Inwieweit aula tatsächlich Fähigkeiten und Nutzungskompetenzen von digitalen Medien fördert, konnte im Rahmen der Evaluation, in der hauptsächlich Selbstauskünfte erhoben wurden, nicht gemessen werden. Da die Integration von aula im Rahmen der Einführungsworkshops konkretes, für die Schüler*innen oft neues Wissen vermittelt (Passwortsicherheit, Bildlizenzen etc.), die stetige Nutzung digitaler Medien fördert sowie einen Rahmen für deren Reflexion liefert, vermuten wir, dass aula dennoch einen Effekt auf Kompetenzen der Schüler*innen hinsichtlich des Umgangs mit digitalen Medien haben könnte. Hier wäre es ratsam, in Zukunft das Wissen und die Fähigkeiten der Schüler*innen mit anderen Instrumenten zu testen.
III. Herausforderungen
Die am häufigsten berichtete Herausforderung von Schüler*innen und Lehrer*innen waren vergessene Passwörter, dem mit einer im Sommer 2018 neu programmierten App Abhilfe geschaffen wird. Lehrer*innen nannten am zweithäufigsten eine unzureichende IT-Ausstattung der Schule (Verfügbarkeit zuverlässiger Endgeräte, stabiles Internet, etc.) als Hindernisse für die Nutzung von aula.

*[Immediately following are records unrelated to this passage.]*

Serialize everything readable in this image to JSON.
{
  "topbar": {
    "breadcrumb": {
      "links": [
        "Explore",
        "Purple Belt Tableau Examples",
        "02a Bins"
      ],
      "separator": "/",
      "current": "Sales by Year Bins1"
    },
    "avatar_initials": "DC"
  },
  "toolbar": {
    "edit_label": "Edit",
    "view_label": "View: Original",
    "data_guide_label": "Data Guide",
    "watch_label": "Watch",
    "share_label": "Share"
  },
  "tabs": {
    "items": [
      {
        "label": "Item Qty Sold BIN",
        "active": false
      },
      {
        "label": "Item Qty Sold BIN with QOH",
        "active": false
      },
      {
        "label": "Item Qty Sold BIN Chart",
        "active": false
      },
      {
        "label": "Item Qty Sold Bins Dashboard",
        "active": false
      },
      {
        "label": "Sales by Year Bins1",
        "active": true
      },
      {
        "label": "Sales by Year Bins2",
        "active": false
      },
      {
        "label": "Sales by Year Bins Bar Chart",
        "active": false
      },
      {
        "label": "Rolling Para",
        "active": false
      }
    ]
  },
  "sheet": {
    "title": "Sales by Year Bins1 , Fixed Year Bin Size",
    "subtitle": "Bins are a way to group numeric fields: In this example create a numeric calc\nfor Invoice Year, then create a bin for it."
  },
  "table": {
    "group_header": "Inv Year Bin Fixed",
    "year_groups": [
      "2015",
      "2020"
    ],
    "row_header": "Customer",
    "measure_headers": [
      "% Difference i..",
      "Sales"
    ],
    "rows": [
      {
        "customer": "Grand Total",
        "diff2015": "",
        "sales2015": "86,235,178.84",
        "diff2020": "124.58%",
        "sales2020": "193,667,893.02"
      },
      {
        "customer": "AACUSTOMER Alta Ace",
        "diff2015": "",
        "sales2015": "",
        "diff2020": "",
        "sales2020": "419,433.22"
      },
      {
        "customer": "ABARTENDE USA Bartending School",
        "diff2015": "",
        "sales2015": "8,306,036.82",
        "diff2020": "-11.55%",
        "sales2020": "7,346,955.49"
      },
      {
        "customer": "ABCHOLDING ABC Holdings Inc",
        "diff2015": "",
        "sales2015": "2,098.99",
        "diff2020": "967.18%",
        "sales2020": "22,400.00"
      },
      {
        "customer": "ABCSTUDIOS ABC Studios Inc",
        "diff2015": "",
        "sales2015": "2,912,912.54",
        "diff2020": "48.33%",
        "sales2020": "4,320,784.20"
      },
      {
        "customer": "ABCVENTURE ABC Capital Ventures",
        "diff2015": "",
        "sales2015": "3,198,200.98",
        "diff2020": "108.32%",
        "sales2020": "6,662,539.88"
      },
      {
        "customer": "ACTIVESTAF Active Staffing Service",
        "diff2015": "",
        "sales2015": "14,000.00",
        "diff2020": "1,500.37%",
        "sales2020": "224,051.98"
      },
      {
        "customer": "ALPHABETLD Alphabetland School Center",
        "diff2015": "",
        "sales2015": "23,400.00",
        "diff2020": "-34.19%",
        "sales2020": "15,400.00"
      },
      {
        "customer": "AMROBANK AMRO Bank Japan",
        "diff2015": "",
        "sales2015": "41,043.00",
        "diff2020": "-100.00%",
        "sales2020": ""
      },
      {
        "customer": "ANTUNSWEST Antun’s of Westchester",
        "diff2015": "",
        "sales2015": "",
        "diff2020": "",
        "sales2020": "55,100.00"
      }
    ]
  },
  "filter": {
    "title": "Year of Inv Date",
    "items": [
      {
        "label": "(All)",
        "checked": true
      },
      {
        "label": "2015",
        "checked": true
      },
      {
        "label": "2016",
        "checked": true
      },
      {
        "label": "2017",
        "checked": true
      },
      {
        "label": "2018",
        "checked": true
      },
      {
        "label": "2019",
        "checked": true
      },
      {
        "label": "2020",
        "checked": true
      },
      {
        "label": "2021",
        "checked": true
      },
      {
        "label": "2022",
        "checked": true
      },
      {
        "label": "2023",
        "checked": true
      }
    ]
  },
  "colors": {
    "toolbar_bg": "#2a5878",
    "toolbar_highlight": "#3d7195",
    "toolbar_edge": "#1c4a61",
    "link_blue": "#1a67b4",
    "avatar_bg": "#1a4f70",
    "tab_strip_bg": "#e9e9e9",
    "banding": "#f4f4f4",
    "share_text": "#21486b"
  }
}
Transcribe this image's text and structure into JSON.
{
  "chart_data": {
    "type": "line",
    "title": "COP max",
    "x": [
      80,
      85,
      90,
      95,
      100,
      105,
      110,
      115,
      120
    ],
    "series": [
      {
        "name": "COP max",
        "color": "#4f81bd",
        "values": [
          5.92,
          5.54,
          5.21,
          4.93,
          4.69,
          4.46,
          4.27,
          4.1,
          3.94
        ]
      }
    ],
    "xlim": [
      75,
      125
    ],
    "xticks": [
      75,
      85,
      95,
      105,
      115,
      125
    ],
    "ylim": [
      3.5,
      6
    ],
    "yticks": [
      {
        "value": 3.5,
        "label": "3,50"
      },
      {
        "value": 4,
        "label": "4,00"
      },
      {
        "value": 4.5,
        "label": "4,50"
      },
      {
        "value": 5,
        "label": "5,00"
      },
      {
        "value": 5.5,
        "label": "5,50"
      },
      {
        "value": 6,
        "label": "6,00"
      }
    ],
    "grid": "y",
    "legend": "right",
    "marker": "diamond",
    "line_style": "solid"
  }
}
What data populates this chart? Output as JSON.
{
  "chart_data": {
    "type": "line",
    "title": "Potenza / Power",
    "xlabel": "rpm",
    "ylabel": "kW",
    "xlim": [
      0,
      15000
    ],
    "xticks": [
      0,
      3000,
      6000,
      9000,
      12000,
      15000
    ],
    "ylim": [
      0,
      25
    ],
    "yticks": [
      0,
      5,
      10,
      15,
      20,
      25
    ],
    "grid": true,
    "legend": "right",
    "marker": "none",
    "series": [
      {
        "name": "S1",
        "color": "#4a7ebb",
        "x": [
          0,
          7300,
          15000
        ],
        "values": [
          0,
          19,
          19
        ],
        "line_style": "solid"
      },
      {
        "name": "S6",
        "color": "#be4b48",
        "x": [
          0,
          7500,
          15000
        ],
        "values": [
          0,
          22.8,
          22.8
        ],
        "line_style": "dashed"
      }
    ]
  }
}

Eine weitere häufig genannte Herausforderung bestand in teilweise mangelnder Nutzung der Plattform. Als Gründe seitens der Schüler*innen wurde hierfür ein Mangel an Entscheidungsspiel- räumen angegeben, mangelnde Motivation und Begleitung durch Lehrer*innen, alternative demokratische Beteiligungsmöglichkeiten und fehlende Motivation der ältesten Schüler*innen, die die Schule im selben Jahr verlassen würden.
Aus welchen Gründen Lehrer*innen sich dafür oder dagegen entschieden haben, die Plattform zu nutzen, wurde in dieser Evaluation nicht erhoben und sollte Gegenstand weiterer Untersuchungen sein.
IV. Wünsche für die Zukunft
63% der Befragten wollen aula uneingeschränkt weiter nutzen. 13 % gaben an, dass sie aula unter bestimmten Bedingungen weiter nutzen möchten. Der am häufigsten formulierte Wunsch nach Änderungen war der nach einer App, die Benachrichtigungen senden kann und die größte Herausforderung der vergessenen/verlorenen Passwörter löst.
Von Schüler*innen und Lehrer*innen wurde außerdem der Wunsch nach mehr Gelegenheit zu didaktischer Begleitung an der Schule formuliert. Damit ist beispielsweise mehr Zeit für die Arbeit mit aula an der Schule gemeint, mehr Freistellungsstunden für Lehrer*innen oder geeignete Freiräume im Unterrichtsplan. Schüler*innen wünschten sich außerdem mehr Unterstützung in Form von Zeit oder Begleitung im Beteiligungsprozess durch die Lehrer*innen.
Fazit
Die Evaluation zeigt positive Ergebnisse für die Kompetenzentwicklung der Schüler*innen im Bereich Demokratie-Lernen und insbesondere der Erfahrung von Selbstwirksamkeit. Dies spricht dafür, das Beteiligungskonzept weiter zu entwickeln und an weiteren Schulen sowie anderen Institutionen oder Organisationen einzusetzen. Für einen Weiterentwicklung und Fortführung spricht auch, dass 76% der Befragten aula uneingeschränkt oder unter bestimmten Bedingungen weiter nutzen möchten.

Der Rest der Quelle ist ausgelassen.